Adem Aleyhisselam’ın yaratılışından günümüze kadar iki büyük akım birbiriyle çarpışarak gelmiştir. Bunlardan birisi, doğru yolu takip ederek Cenabı Hakkın nimetlerine kavuşanlar ve neticesinde her iki dünya saadetine nail olanlardır. Bu yolu takip edenler; peygamberler, salih ve iman sahibi insanlardır. Bunlar aynı zamanda, kainattaki hakiki güzellik, intizam ve kemale uygun bir yol izlediklerinden, hem kainat sahibinin lütuflarına, hem iki cihan saadetine mazhar olmuşlar. İnsanların, melekler seviyesine ve daha yüksek derecelere ulaşmalarına sebep oldular. İman hakikatleriyle dünyada manevi bir cennet, ahrette bir saadeti hem kazanıp hem de kazandırdılar.

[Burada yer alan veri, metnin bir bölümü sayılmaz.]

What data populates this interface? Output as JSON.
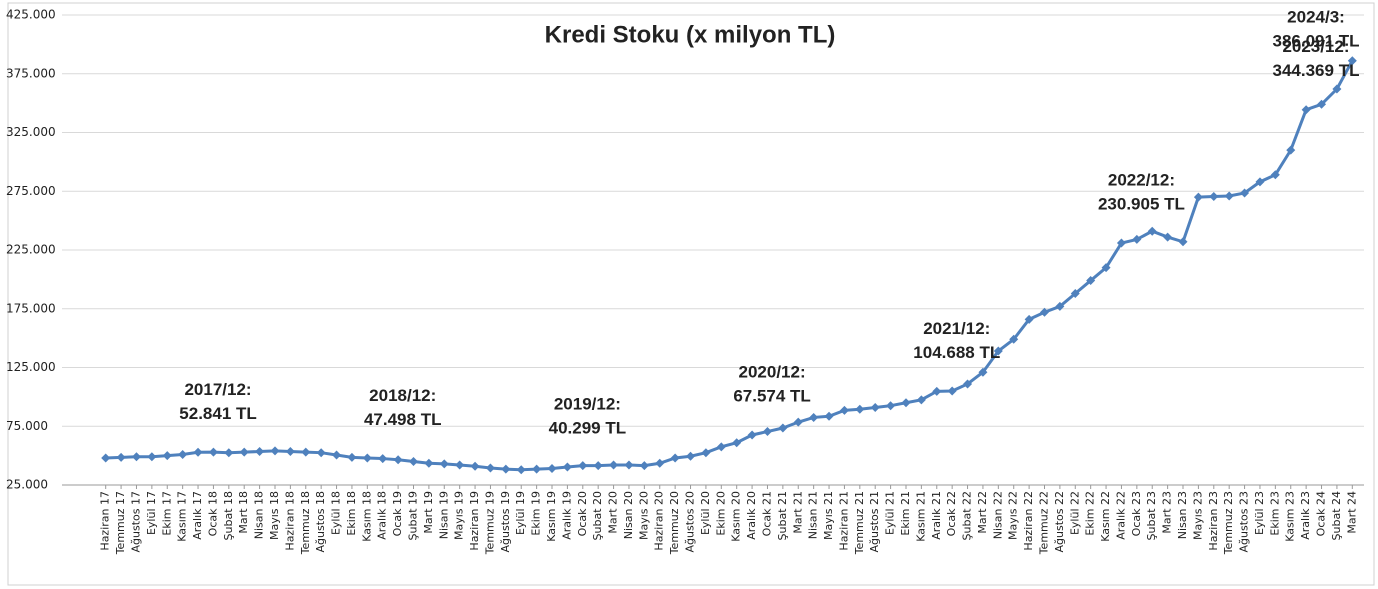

İkinci yolu takip edenler ise hem kendilerinin hem de kendilerini taklit edenlerin felaketine sebep oldular. Bir taraftan hayvandan daha aşağı bir duruma düşerken, diğer taraftan da dünyada işledikleri zulümlerine mukabil, musibetler yoluyla İlahi tokat yediler. Akılları vasıtasıyla gelecek ve geçmişi bir anda yaşayabildiklerinden, kainatı bir hüzüngaha çevirdiler. Hayat sahiplerini içinde bulunduğu durumu çirkin, karışık gördüklerinden dünyada dahi bir nevi cehennem hayatı yaşıyor ve yaşatıyorlar.

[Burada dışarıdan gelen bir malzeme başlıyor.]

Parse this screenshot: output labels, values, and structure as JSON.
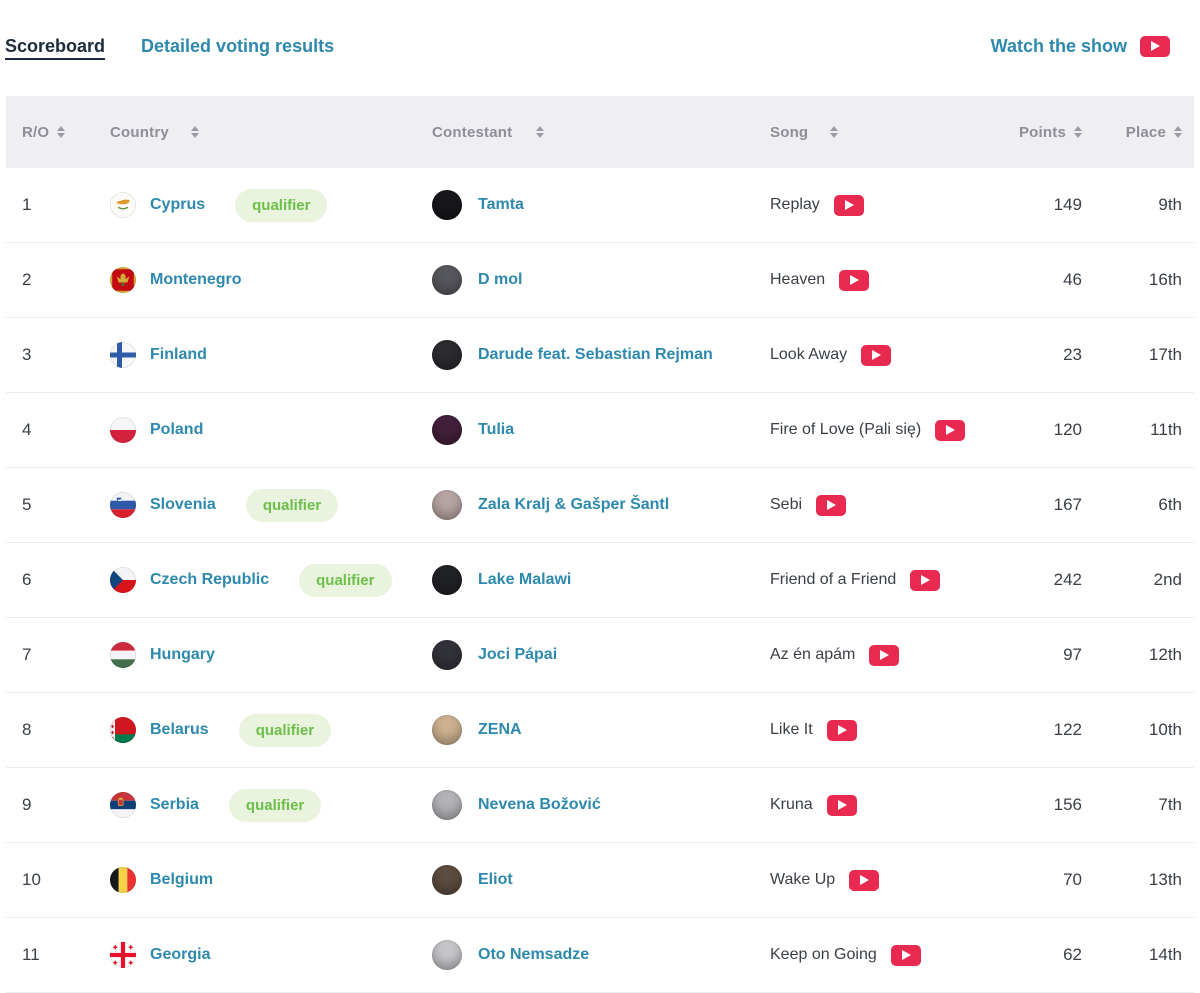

Sözünü ettiğimiz iki akımın mücadelesi Hud Aleyhisselam zamanında da devam etti. Cenabı Hakk, Ad Kavmine büyük ihsanlarda bulunmuştu. Üzerinde yaşadıkları topraklar çok verimli olup, bol bol yağmur yağdığından sulak arazilerdi. Bu verimli toprakları işleterek çok önemli bir gelişme gösterdiler. Sayıları ve servetleri gittikçe arttı. Nuh Tufanından sonra meydana gelen bu gelişmelerle insanların refah seviyesi gün be gün arttı. Ekonomik yönden sağlanan gelişmeler, inanç noktasında tersi bir durum arz etmeye başladı. Peygamber gönderilişin üzerinden zaman geçtikçe, hak dinden uzaklaşmalar da armaya başladı.

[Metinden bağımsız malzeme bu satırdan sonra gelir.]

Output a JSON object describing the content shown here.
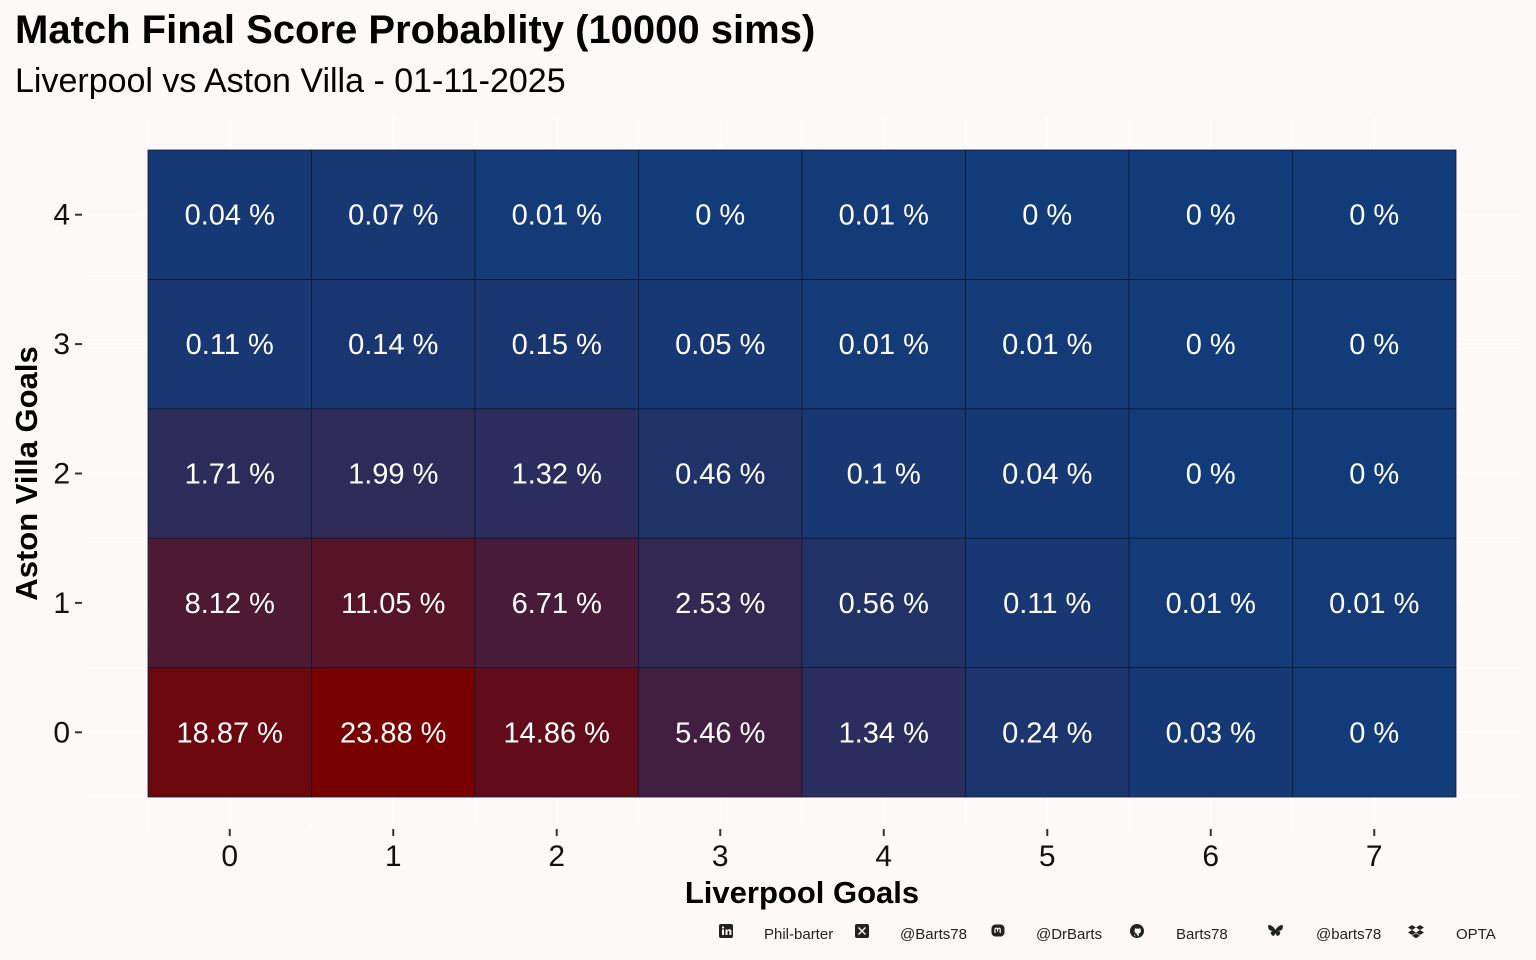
{
  "title": "Match Final Score Probablity (10000 sims)",
  "subtitle": "Liverpool vs Aston Villa - 01-11-2025",
  "footer": {
    "linkedin": "Phil-barter",
    "x": "@Barts78",
    "mastodon": "@DrBarts",
    "github": "Barts78",
    "bluesky": "@barts78",
    "data_source": "OPTA"
  },
  "colors": {
    "low": "#123b7a",
    "high": "#770000",
    "background": "#fdf9f8"
  },
  "chart_data": {
    "type": "heatmap",
    "xlabel": "Liverpool Goals",
    "ylabel": "Aston Villa Goals",
    "x": [
      0,
      1,
      2,
      3,
      4,
      5,
      6,
      7
    ],
    "y": [
      0,
      1,
      2,
      3,
      4
    ],
    "values": [
      [
        18.87,
        23.88,
        14.86,
        5.46,
        1.34,
        0.24,
        0.03,
        0
      ],
      [
        8.12,
        11.05,
        6.71,
        2.53,
        0.56,
        0.11,
        0.01,
        0.01
      ],
      [
        1.71,
        1.99,
        1.32,
        0.46,
        0.1,
        0.04,
        0,
        0
      ],
      [
        0.11,
        0.14,
        0.15,
        0.05,
        0.01,
        0.01,
        0,
        0
      ],
      [
        0.04,
        0.07,
        0.01,
        0,
        0.01,
        0,
        0,
        0
      ]
    ],
    "value_suffix": " %",
    "grid": true,
    "legend": "none"
  }
}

Dünyada temelli kalacaklarmış gibi her yüksek yere alametler dikmeye, sağlam yapılar yapmaya başladılar. Mal, mülk, eşine arz rastlanır bağ ve bahçelere sahip olduklarından gittikçe bu servetleriyle gururlanmaya başladılar. Kibirlenmeye başladılar. Daha da ileri giderek putlara tapmaya başladılar. Ahlaki değerlerden ve insanlıktan uzaklaştılar. Fakir halkı ve komşularını, maddi güçlerini kullanarak esaretleri altına almaya başladılar. Köle gibi çalıştırdıkları insanlara eziyet etmekten zevk alacak kadar aşağılaştılar.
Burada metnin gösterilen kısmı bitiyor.